A PHOTOGRAPHER said he has “never felt less safe anywhere in the world” than he did at a protest in Glasgow’s George Square this weekend.

Tommy Ga-Ken Wan photographed the rally in the city, which had been organised to “protect” statues and monuments from vandalism by anti-racism protesters.

A handful of monuments in the square had been identified as part of the Topple the Racists campaign, which seeks the removal of statues with links to the slave trade. The campaign was launched following the toppling of a statue of slave trader Edward Colston in Bristol last week.

In a Facebook post the photographer, a Scottish-Chinese man, claimed he was not able to do his job properly after being punched in the head and surrounded by protesters.

He wrote: "I have never felt less safe anywhere in the world as I did yesterday, in the very centre of the city that I love and that I call home.

"For the first time in my life, I heard the N-word said with feeling.

"There was a menace in the air that I've never, ever felt before."

The photographer said he felt he was a “target for violence” due to his best, cycling cap and colourful trainers which set him apart from others in attendance.

Ga-Ken Wan claimed police officers had to step in to protect him from people who were shouting racial slur at him.

He alleged one said: "C***** wi the cameras! Get him!"

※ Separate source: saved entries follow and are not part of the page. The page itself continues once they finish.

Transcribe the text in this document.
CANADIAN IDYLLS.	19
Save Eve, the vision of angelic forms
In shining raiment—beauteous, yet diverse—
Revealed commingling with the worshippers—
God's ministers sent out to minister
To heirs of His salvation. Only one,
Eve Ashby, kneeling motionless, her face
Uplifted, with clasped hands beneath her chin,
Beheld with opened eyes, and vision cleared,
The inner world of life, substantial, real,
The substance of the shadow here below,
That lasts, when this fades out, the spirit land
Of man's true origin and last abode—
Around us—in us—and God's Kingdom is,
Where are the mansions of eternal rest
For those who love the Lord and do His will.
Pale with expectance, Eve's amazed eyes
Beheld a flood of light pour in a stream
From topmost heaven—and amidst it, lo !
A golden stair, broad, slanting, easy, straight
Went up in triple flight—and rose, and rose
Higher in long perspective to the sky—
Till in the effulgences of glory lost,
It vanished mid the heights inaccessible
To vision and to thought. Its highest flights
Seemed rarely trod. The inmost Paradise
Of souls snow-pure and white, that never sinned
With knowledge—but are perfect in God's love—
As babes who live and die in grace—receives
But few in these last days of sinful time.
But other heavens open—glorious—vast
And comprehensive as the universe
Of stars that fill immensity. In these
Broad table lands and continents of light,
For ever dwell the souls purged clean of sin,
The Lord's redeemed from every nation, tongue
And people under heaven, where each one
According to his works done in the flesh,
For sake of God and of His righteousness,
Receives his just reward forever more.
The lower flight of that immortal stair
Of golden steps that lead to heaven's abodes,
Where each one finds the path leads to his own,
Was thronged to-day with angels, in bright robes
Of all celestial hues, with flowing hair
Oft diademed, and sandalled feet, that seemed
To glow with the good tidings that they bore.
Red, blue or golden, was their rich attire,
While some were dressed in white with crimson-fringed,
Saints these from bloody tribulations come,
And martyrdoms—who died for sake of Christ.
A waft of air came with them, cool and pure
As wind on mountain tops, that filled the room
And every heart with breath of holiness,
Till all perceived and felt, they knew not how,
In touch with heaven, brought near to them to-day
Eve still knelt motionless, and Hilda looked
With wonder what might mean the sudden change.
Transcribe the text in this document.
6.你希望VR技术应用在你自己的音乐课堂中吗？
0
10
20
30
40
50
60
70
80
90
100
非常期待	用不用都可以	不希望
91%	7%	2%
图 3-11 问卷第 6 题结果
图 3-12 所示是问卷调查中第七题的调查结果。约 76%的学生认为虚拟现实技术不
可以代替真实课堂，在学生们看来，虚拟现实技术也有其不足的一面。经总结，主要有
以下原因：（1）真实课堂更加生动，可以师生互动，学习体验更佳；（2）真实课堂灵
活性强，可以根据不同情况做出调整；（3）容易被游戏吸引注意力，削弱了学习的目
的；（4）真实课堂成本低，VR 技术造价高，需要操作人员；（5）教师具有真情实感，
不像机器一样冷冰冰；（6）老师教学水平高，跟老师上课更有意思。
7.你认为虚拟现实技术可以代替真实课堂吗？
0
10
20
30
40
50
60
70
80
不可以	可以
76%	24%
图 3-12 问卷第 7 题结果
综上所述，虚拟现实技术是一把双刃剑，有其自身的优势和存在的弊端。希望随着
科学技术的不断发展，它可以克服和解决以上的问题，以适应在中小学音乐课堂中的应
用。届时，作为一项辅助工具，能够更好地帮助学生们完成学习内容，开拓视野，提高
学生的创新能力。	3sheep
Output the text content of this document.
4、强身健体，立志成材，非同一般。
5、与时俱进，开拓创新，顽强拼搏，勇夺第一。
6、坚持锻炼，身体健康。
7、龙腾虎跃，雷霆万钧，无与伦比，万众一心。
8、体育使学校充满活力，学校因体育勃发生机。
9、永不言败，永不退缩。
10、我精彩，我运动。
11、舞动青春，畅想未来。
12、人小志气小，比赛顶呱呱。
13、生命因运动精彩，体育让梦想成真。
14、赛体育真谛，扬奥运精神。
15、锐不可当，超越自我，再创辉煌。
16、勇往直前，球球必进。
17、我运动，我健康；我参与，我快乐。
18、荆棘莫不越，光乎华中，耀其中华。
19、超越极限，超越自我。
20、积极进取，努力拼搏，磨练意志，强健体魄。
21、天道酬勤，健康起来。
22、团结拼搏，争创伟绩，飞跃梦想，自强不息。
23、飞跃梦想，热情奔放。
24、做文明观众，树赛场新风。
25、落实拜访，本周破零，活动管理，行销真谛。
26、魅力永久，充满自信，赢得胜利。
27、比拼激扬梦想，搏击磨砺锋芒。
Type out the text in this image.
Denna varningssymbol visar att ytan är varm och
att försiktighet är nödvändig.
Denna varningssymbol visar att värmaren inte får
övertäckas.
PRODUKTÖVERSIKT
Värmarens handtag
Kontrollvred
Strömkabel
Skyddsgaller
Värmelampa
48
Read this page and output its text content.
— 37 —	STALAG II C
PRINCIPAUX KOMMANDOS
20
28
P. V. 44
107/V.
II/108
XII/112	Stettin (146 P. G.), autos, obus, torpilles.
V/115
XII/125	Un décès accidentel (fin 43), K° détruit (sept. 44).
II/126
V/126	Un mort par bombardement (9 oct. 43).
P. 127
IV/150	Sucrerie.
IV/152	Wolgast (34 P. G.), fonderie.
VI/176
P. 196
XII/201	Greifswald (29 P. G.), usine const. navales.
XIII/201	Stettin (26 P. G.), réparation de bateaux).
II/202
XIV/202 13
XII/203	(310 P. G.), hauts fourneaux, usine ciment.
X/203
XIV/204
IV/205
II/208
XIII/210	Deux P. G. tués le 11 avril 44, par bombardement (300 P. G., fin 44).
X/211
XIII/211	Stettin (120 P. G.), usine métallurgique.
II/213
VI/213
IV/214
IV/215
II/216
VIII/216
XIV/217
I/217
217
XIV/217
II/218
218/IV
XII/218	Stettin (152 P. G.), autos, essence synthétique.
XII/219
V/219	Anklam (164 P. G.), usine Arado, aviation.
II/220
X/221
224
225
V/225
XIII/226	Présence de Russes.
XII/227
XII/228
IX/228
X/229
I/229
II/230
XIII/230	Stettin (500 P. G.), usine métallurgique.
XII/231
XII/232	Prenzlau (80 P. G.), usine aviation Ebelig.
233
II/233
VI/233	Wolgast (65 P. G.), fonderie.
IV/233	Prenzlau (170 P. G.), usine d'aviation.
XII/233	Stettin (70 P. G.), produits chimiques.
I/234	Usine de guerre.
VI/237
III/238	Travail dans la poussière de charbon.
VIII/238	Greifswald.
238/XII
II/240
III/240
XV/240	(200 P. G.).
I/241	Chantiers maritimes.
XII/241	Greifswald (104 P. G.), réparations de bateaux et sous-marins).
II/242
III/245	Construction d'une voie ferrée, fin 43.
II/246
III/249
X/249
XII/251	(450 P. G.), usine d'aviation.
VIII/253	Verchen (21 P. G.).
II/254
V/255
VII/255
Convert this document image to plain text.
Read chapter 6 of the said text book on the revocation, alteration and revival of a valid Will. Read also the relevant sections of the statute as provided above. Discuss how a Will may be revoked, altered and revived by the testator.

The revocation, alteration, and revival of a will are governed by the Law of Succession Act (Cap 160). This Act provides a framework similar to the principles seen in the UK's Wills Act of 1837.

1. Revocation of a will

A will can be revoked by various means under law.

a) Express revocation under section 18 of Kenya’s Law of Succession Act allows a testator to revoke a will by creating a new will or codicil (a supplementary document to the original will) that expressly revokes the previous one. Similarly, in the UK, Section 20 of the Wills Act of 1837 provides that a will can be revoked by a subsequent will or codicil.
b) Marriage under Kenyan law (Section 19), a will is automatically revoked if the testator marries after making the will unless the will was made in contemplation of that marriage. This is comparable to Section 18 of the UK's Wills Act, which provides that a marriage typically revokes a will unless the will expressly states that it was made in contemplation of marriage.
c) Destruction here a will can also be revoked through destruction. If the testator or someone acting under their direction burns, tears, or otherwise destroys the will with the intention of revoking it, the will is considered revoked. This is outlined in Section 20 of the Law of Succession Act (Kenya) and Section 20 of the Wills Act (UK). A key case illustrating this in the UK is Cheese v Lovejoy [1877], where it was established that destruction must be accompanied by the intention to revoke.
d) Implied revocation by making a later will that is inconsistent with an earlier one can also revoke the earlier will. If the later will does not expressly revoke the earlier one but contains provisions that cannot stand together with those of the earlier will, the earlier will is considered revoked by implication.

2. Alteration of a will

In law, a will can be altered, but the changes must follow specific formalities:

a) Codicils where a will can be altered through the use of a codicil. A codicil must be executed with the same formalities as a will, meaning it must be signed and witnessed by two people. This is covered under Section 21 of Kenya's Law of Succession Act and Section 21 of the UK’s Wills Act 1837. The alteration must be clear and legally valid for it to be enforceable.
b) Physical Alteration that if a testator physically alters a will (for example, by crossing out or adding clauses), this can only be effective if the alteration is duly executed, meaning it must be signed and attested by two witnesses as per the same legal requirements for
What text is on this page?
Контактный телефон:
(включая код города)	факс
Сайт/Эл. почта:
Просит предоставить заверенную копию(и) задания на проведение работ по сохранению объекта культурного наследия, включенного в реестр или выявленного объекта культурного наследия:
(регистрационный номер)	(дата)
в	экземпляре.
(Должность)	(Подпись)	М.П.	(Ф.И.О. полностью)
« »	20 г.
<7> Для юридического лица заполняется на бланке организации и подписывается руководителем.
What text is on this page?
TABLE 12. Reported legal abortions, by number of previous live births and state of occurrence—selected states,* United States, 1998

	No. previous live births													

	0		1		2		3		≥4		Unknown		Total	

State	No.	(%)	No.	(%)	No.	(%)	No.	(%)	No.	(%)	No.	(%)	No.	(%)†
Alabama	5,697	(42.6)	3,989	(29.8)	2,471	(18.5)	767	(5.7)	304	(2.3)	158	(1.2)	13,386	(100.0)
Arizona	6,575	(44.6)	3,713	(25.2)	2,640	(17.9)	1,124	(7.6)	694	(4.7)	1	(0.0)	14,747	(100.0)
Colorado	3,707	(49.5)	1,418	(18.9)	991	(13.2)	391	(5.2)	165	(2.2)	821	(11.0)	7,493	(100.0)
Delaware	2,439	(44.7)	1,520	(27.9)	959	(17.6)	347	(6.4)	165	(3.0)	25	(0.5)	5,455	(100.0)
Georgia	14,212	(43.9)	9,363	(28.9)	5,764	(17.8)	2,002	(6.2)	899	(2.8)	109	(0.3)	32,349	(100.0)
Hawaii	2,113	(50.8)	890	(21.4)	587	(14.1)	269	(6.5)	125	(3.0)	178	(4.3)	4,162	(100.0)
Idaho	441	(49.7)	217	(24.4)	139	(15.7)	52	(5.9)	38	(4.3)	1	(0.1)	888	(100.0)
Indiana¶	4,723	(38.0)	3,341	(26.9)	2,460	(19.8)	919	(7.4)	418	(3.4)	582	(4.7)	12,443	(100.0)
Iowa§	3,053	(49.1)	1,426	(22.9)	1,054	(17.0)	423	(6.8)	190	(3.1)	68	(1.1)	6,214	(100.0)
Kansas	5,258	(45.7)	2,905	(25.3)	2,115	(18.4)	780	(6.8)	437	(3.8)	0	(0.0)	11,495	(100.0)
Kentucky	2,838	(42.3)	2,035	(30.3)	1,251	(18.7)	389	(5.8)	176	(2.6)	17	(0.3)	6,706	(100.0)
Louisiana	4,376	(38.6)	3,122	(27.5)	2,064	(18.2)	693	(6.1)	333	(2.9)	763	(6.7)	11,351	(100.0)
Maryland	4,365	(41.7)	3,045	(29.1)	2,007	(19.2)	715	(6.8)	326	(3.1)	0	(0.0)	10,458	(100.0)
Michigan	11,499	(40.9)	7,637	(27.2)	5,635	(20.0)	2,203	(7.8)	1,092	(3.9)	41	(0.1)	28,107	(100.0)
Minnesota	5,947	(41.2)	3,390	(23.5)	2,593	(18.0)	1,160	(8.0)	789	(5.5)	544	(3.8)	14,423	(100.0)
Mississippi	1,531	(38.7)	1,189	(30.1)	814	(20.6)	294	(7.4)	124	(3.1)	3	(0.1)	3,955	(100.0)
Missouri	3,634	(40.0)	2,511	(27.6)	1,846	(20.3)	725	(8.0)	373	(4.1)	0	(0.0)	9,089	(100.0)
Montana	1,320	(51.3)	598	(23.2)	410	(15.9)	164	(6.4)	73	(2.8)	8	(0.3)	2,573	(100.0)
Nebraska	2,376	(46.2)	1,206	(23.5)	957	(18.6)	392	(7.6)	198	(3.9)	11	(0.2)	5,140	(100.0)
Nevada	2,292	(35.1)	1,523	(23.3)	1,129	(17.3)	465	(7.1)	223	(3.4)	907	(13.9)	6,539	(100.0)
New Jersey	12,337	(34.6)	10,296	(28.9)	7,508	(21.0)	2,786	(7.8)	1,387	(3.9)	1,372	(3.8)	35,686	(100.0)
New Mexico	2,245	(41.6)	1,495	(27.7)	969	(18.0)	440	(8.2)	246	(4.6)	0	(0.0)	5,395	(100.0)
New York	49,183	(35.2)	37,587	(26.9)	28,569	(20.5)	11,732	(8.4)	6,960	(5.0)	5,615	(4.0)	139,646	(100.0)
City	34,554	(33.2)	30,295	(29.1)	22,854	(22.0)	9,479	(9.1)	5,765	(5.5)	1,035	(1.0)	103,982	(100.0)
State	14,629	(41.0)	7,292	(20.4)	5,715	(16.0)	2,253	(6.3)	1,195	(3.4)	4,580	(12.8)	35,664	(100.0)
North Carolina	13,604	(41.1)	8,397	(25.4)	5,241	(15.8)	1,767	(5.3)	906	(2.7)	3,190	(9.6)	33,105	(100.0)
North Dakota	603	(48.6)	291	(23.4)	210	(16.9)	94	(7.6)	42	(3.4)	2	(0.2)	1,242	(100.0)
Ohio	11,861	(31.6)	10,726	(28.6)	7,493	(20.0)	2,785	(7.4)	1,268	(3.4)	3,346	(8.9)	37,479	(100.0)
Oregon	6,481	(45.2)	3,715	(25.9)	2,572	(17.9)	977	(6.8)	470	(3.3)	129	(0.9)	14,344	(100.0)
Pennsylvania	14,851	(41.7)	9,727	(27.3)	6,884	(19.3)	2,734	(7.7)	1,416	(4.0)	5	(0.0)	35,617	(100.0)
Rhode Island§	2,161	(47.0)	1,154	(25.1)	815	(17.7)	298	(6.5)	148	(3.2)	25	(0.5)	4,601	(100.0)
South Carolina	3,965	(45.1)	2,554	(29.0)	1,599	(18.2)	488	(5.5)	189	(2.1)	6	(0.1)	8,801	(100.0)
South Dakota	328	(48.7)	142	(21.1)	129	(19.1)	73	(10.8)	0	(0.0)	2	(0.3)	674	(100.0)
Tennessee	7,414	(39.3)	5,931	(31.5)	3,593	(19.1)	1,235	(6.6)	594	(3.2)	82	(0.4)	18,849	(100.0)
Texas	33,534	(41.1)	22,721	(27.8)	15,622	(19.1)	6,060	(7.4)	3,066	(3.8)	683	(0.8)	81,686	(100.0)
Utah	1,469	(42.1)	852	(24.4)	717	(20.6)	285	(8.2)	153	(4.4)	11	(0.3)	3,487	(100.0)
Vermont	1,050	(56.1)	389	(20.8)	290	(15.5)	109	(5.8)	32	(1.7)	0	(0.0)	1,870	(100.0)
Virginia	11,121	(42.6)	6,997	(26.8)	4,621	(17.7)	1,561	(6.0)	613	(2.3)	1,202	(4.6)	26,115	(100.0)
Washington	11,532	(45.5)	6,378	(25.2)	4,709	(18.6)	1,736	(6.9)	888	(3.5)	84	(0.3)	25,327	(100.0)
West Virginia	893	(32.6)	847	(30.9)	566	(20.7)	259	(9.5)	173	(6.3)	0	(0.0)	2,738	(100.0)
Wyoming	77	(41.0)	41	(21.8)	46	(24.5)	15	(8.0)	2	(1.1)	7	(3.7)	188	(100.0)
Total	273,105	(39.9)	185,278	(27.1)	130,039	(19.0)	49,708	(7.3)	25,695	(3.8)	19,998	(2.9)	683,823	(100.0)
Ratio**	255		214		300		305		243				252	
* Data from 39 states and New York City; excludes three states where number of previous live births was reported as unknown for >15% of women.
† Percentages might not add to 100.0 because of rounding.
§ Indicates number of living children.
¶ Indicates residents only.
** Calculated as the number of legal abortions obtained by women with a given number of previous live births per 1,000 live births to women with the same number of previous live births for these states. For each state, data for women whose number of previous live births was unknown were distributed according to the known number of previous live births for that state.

Following that he said he was attacked by thugs who punched him on the head until an officer intervened.

The post has now been shared on Facebook nearly 6000 times.

He concluded: "I cycled to meet my sister, and she bought me a beer.

"It might be argued that the police treated me with respect, and I actually came away from the interaction feeling like that. I left because the officer was right to say that I was making things worse, and I can't imagine what good it would have done anyone for me to stay there.

"But as I recovered from the shock - when my hands stopped shaking - I replayed the events in my head, I see it like this: A large group of men called me a c*****, tried to take my cameras from me, and punched me in the head; the sole response of police officers who witnessed this was to ask me to leave the area."

A Police Scotland spokeswoman said the force could not verify the claims “at this time”.